Игорь с Сережкой о чем-то зашептались.
– Ладно, – громко согласился Игорь, – только вместе. Слушай мою команду: раз, два…
Алеша весь напрягся.
– Три!..
Алеша стремительно прыгнул в ливень. Со всех сторон его сразу окатило водой, словно он прыгнул в реку. Струи бешено хлестали по лицу, по плечам, стекали по спине и ногам, ручьями сбегали с рук.
Но что это? Приятели по-прежнему стоят в подъезде. Неужели струсили?
Алеша стал неистово плясать на асфальте, чтоб разжечь и выгнать из подъезда своих робких и вялых приятелей. Он шлепал себя по обвисшей темной курточке, хлопал в ладоши и пронзительно визжал. Но ребята ни на сантиметр не высунулись из двери. Тогда Алеша влетел в подъезд:
– Струсили?
– Уйди, мокрая крыса! – зашипел Игорь.
Оба приятеля шарахнулись от него в глубь подъезда и, хватаясь за животы, вызывающе громко рассмеялись и побежали вверх по лестнице.
– Предатели! – закричал Алеша с горечью, отжимая матроску и штаны.
На улице стало смеркаться. Приближался вечер.
Обычно в это время из квартиры выскакивала няня Надька, толстощекая, с рыжими косицами, и, размахивая алюминиевой поварешкой, оглашала двор зычным голосом:
– Але-еша! Вече-рять!
Чаще всего Алеша, тяжело сопя, боролся с другими ребятами или бесстрашно прыгал с помойки в песок – а ну, кто дальше! Надьке приходилось гоняться за ним, хватать за руку и силой тащить в подъезд.

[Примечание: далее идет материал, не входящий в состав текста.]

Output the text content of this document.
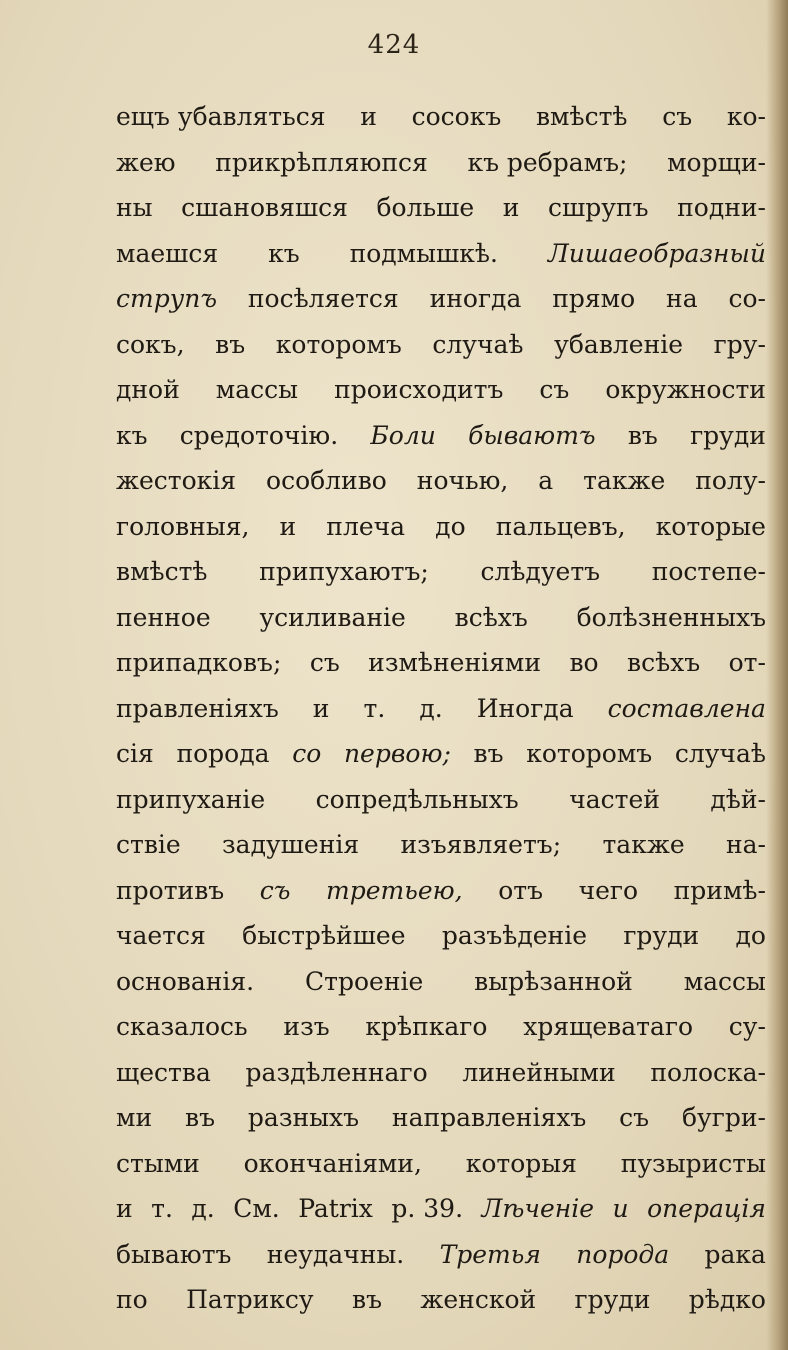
424
ещъ убавляться и сосокъ вмѣстѣ съ ко-
жею прикрѣпляюпся къ ребрамъ; морщи-
ны сшановяшся больше и сшрупъ подни-
маешся къ подмышкѣ. Лишаеобразный
струпъ посѣляется иногда прямо на со-
сокъ, въ которомъ случаѣ убавленіе гру-
дной массы происходитъ съ окружности
къ средоточію. Боли бываютъ въ груди
жестокія особливо ночью, а также полу-
головныя, и плеча до пальцевъ, которые
вмѣстѣ припухаютъ; слѣдуетъ постепе-
пенное усиливаніе всѣхъ болѣзненныхъ
припадковъ; съ измѣненіями во всѣхъ от-
правленіяхъ и т. д. Иногда составлена
сія порода со первою; въ которомъ случаѣ
припуханіе сопредѣльныхъ частей дѣй-
ствіе задушенія изъявляетъ; также на-
противъ съ третьею, отъ чего примѣ-
чается быстрѣйшее разъѣденіе груди до
основанія. Строеніе вырѣзанной массы
сказалось изъ крѣпкаго хрящеватаго су-
щества раздѣленнаго линейными полоска-
ми въ разныхъ направленіяхъ съ бугри-
стыми окончаніями, которыя пузыристы
и т. д. См. Patrix p. 39. Лѣченіе и операція
бываютъ неудачны. Третья порода рака
по Патриксу въ женской груди рѣдко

Но сегодня няню отпустили на выходной день в деревню, и за Алешей никто не шел. Идти домой самому очень непривычно, но что поделаешь… Алеша глубоко вздохнул: надо – не будешь же до ночи торчать один в этом темном, скучном подъезде. К тому же, честно говоря, не так уж приятно чувствуешь себя в мокрой одежде: штаны липнут к ногам, матроска плотно пристала к животу и спине, в сандалиях чавкает вода. Холодно! Зубы так и выбивают мелкую дробь…
Алеша медленно поднимался по лестнице, оставляя на ступеньках мокрые следы. Он обдумывал, что бы такое соврать матери. Может, сказать, что ливень застал по дороге к Витальке и укрыться было негде?

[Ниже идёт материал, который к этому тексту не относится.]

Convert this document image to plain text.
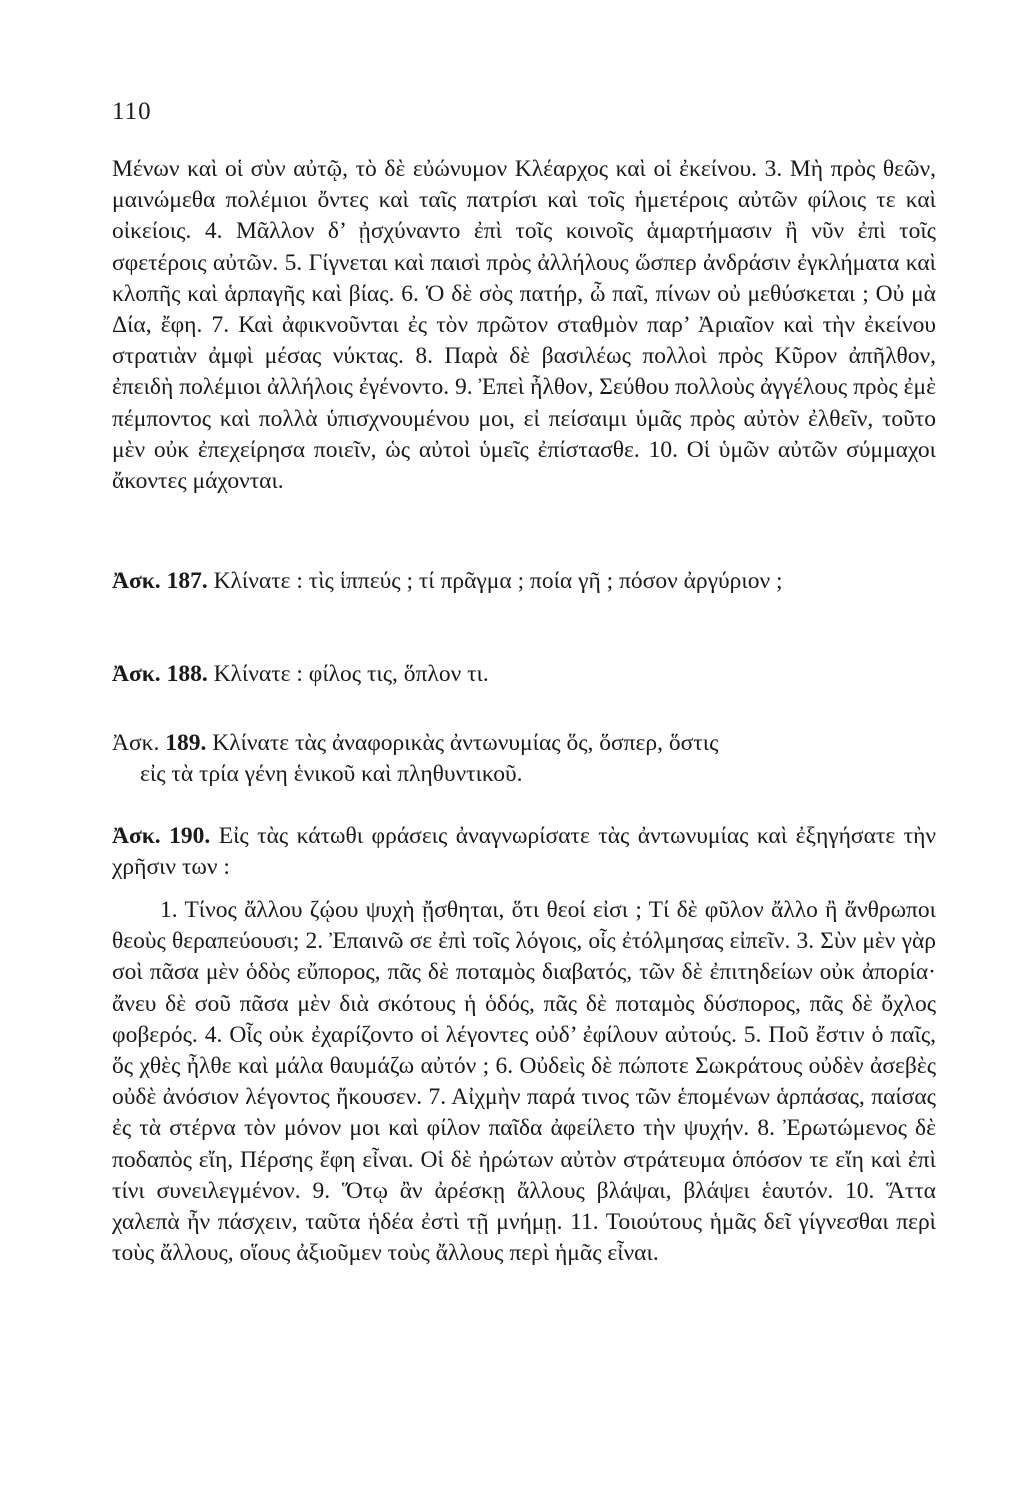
110

Μένων καὶ οἱ σὺν αὐτῷ, τὸ δὲ εὐώνυμον Κλέαρχος καὶ οἱ ἐκείνου. 3. Μὴ πρὸς θεῶν, μαινώμεθα πολέμιοι ὄντες καὶ ταῖς πατρίσι καὶ τοῖς ἡμετέροις αὐτῶν φίλοις τε καὶ οἰκείοις. 4. Μᾶλλον δ’ ᾐσχύναντο ἐπὶ τοῖς κοινοῖς ἁμαρτήμασιν ἢ νῦν ἐπὶ τοῖς σφετέροις αὐτῶν. 5. Γίγνεται καὶ παισὶ πρὸς ἀλλήλους ὥσπερ ἀνδράσιν ἐγκλήματα καὶ κλοπῆς καὶ ἁρπαγῆς καὶ βίας. 6. Ὁ δὲ σὸς πατήρ, ὦ παῖ, πίνων οὐ μεθύσκεται ; Οὐ μὰ Δία, ἔφη. 7. Καὶ ἀφικνοῦνται ἐς τὸν πρῶτον σταθμὸν παρ’ Ἀριαῖον καὶ τὴν ἐκείνου στρατιὰν ἀμφὶ μέσας νύκτας. 8. Παρὰ δὲ βασιλέως πολλοὶ πρὸς Κῦρον ἀπῆλθον, ἐπειδὴ πολέμιοι ἀλλήλοις ἐγένοντο. 9. Ἐπεὶ ἦλθον, Σεύθου πολλοὺς ἀγγέλους πρὸς ἐμὲ πέμποντος καὶ πολλὰ ὑπισχνουμένου μοι, εἰ πείσαιμι ὑμᾶς πρὸς αὐτὸν ἐλθεῖν, τοῦτο μὲν οὐκ ἐπεχείρησα ποιεῖν, ὡς αὐτοὶ ὑμεῖς ἐπίστασθε. 10. Οἱ ὑμῶν αὐτῶν σύμμαχοι ἄκοντες μάχονται.

Ἀσκ. 187. Κλίνατε : τὶς ἱππεύς ; τί πρᾶγμα ; ποία γῆ ; πόσον ἀργύριον ;

Ἀσκ. 188. Κλίνατε : φίλος τις, ὅπλον τι.

Ἀσκ. 189. Κλίνατε τὰς ἀναφορικὰς ἀντωνυμίας ὅς, ὅσπερ, ὅστις
εἰς τὰ τρία γένη ἑνικοῦ καὶ πληθυντικοῦ.

Ἀσκ. 190. Εἰς τὰς κάτωθι φράσεις ἀναγνωρίσατε τὰς ἀντωνυμίας καὶ ἐξηγήσατε τὴν χρῆσιν των :

1. Τίνος ἄλλου ζῴου ψυχὴ ᾔσθηται, ὅτι θεοί εἰσι ; Τί δὲ φῦλον ἄλλο ἢ ἄνθρωποι θεοὺς θεραπεύουσι; 2. Ἐπαινῶ σε ἐπὶ τοῖς λόγοις, οἷς ἐτόλμησας εἰπεῖν. 3. Σὺν μὲν γὰρ σοὶ πᾶσα μὲν ὁδὸς εὔπορος, πᾶς δὲ ποταμὸς διαβατός, τῶν δὲ ἐπιτηδείων οὐκ ἀπορία· ἄνευ δὲ σοῦ πᾶσα μὲν διὰ σκότους ἡ ὁδός, πᾶς δὲ ποταμὸς δύσπορος, πᾶς δὲ ὄχλος φοβερός. 4. Οἷς οὐκ ἐχαρίζοντο οἱ λέγοντες οὐδ’ ἐφίλουν αὐτούς. 5. Ποῦ ἔστιν ὁ παῖς, ὅς χθὲς ἦλθε καὶ μάλα θαυμάζω αὐτόν ; 6. Οὐδεὶς δὲ πώποτε Σωκράτους οὐδὲν ἀσεβὲς οὐδὲ ἀνόσιον λέγοντος ἤκουσεν. 7. Αἰχμὴν παρά τινος τῶν ἑπομένων ἁρπάσας, παίσας ἐς τὰ στέρνα τὸν μόνον μοι καὶ φίλον παῖδα ἀφείλετο τὴν ψυχήν. 8. Ἐρωτώμενος δὲ ποδαπὸς εἴη, Πέρσης ἔφη εἶναι. Οἱ δὲ ἠρώτων αὐτὸν στράτευμα ὁπόσον τε εἴη καὶ ἐπὶ τίνι συνειλεγμένον. 9. Ὅτῳ ἂν ἀρέσκῃ ἄλλους βλάψαι, βλάψει ἑαυτόν. 10. Ἅττα χαλεπὰ ἦν πάσχειν, ταῦτα ἡδέα ἐστὶ τῇ μνήμῃ. 11. Τοιούτους ἡμᾶς δεῖ γίγνεσθαι περὶ τοὺς ἄλλους, οἵους ἀξιοῦμεν τοὺς ἄλλους περὶ ἡμᾶς εἶναι.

Дверь оказалась незапертой, и Алеша, легонько толкнув ее, вошел в переднюю, где стоял белый, дышащий морозом холодильник и на лосиных рогах висели пальто и шляпа отца. Алеша осторожно прикрыл за собой дверь и стал прислушиваться. Из глубины квартиры доносился чей-то незнакомый, резкий голос:
– О нас ты не думаешь, о себе бы хоть подумал!.. Ах, оставь, я все это знаю…
Алеша так и застыл с полуоткрытым ртом. Кто это? Неужели мама? Конечно, мама! Она говорила быстро и сердито. Голос ее дрожал, и она глотала кончики слов. Наверно, что-то случилось. Голос у мамы всегда был спокойный, певучий; она мягкая и невредная. А теперь Алеше даже трудно было представить ее лицо.
Дома мама бесшумно ходит в ковровых туфлях с красными помпончиками. Она любит сидеть на широкой тахте и, поджав ноги, читать старые книги в кожаных переплетах, с рассыпающимися пожелтевшими страницами. Иногда мама даже выходит на кухню со страничкой в руке: пробует суп и одновременно читает – вот, видно, интересно! Однажды Алеша нашел в передней одну такую потерянную мамой страничку, но она, как назло, оказалась неинтересной – про какую-то замирающую от тоски грудь и поцелуи. Алеше даже неловко было давать маме эту страницу – еще подумает, что нарочно стащил. И Алеша незаметно водворил ее на место. Но остальные, наверно, интересные!
А на тонком столике у маминой кровати столько разных коробочек, флакончиков, баночек и трубочек – нужно полдня, чтоб все их открыть, посмотреть, перенюхать…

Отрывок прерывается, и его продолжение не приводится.